Nous avons presque toujours eu des maisons avec de beaux jardins, mais souvent, c’est à celui de la maison de Taroudanete que je pense.
[2] Alqoraane (Le Coran), sourate 21 (chapitre 21), Alanebiyaa-e, Les Prophètes, aayate 30 (verset 30).
[3] Swaaguii, swaaqii, pluriel de saagya, saaqya (qui irrigue, rigole).
[4] Dans les colonies (même si les colonialistes parlaient de protectorat pour le Maroc), ce statut octroyé par le colonialisme s’est traduit par la multiplication des "États" supplétifs, subordonnés avec plus ou moins de zèle, de soumission et de servilité dans l’exécution des ordres des métropoles et autres employeurs.
Ces "États" sont fondés sur l’imposture, le crime, la trahison, la tromperie, la corruption, l’injustice, la perversion, la débauche, le mensonge, le pillage, l’oppression, l’exploitation, le viol, la tyrannie, la torture, l’enfermement, la négation de l’être humain.

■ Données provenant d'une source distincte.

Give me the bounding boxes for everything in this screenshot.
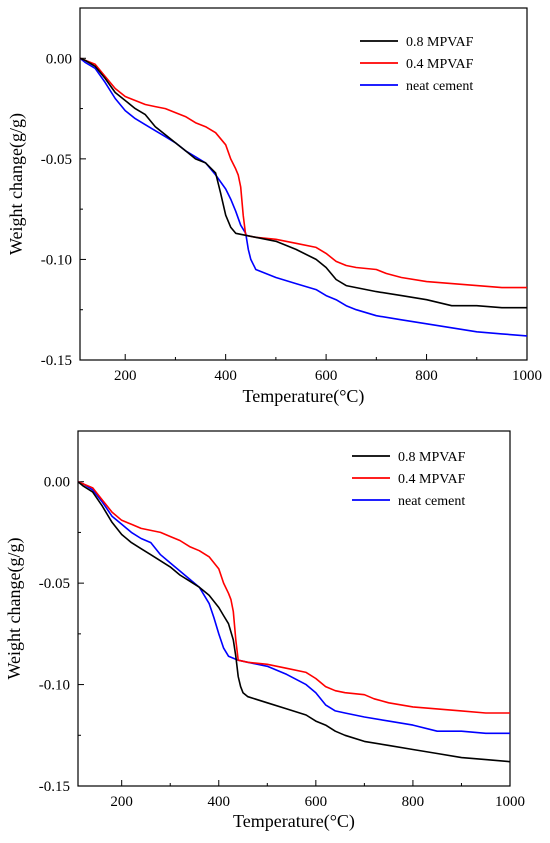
c0-x-tick-label: 400 — [214, 368, 237, 384]
c1-x-tick-label: 200 — [110, 794, 133, 810]
c0-series-line-neat-cement — [79, 57, 528, 337]
c0-y-tick-label: -0.10 — [41, 252, 72, 268]
c0-y-tick-label: 0.00 — [46, 51, 72, 67]
c1-plot-frame — [77, 430, 511, 787]
c1-y-axis-title: Weight change(g/g) — [4, 537, 25, 679]
c1-legend-label: neat cement — [398, 494, 465, 509]
c1-series-line-neat-cement — [77, 480, 510, 735]
c1-x-tick-label: 800 — [402, 794, 425, 810]
c0-y-tick-label: -0.15 — [41, 353, 72, 369]
c0-series-line-0-8-mpvaf — [79, 57, 527, 309]
c1-x-tick-label: 600 — [305, 794, 328, 810]
c1-legend-label: 0.8 MPVAF — [398, 450, 466, 465]
c0-y-tick-label: -0.05 — [41, 152, 72, 168]
c0-x-tick-label: 1000 — [512, 368, 542, 384]
c1-x-tick-label: 400 — [208, 794, 231, 810]
c0-legend-label: 0.4 MPVAF — [406, 57, 474, 72]
c1-y-tick-label: 0.00 — [44, 475, 70, 491]
c1-series-line-0-8-mpvaf — [77, 481, 511, 763]
chart-top: 200 400 600 800 1000 0.00 -0.05 -0.10 -0.15 Tempe… — [6, 7, 542, 407]
c0-x-tick-label: 600 — [315, 368, 338, 384]
c1-x-axis-title: Temperature(°C) — [233, 811, 355, 832]
c0-x-tick-label: 800 — [415, 368, 438, 384]
c0-x-tick-label: 200 — [114, 368, 137, 384]
c1-series-line-0-4-mpvaf — [77, 480, 510, 714]
c0-legend-label: 0.8 MPVAF — [406, 35, 474, 50]
c0-y-axis-title: Weight change(g/g) — [6, 113, 27, 255]
c1-legend-label: 0.4 MPVAF — [398, 472, 466, 487]
c1-y-tick-label: -0.15 — [39, 779, 70, 795]
c1-y-tick-label: -0.05 — [39, 576, 70, 592]
c0-series-line-0-4-mpvaf — [79, 57, 527, 289]
c0-x-axis-title: Temperature(°C) — [243, 386, 365, 407]
c0-plot-frame — [79, 7, 528, 361]
c1-x-tick-label: 1000 — [495, 794, 525, 810]
c1-y-tick-label: -0.10 — [39, 678, 70, 694]
chart-bottom: 200 400 600 800 1000 0.00 -0.05 -0.10 -0.15 Tempe… — [4, 430, 525, 832]
c0-legend-label: neat cement — [406, 79, 473, 94]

[5] Ils sont deux actuellement et vont vers les deux ans ine chaa-e Allaah (si Allaah veut).
[6] Au Paradis suprême.
[7] Son cousin, son deuxième époux après le divorce avec mon père.
[8] Ils ont eu trois filles et un garçon, mes sœurs et mon frère (le cadet de la fille aînée).
Avec mon père, elle a eu cinq enfants : trois sœurs, un frère (mon cadet) et moi.
De son premier mariage, mon père a eu deux enfants : mon frère aîné et ma sœur décédée en 1970 (selon le calendrier dit grégorien).
De son mariage après ma mère, son troisième mariage, il a eu huit enfants : trois sœurs et cinq frères.
Il a eu encore un fils avec une autre femme : un autre frère.
Et du dernier mariage, il a eu deux enfants : une sœur et un frère.
[9] Souk, marché.
[10] Alqoraane (Le Coran), sourate 82 (chapitre 82), Alinefitaar ((Le r roulé), La Fissuration, aayate 6 (verset 6).
[11] Driss Chraïbi (Driis chraaïbii), l’Homme du Livre, Balland-Eddif (Eddif, Maroc, 1994, Balland, France, 1995), p. 85.
[12] Alqoraane (Le Coran), sourate 2 (chapitre 2), Albaqara, La Vache, aayate 155 et aayate 156 (verset 155 et verset 156).
Je reprends ce dont j’ai déjà parlé plus d’une fois.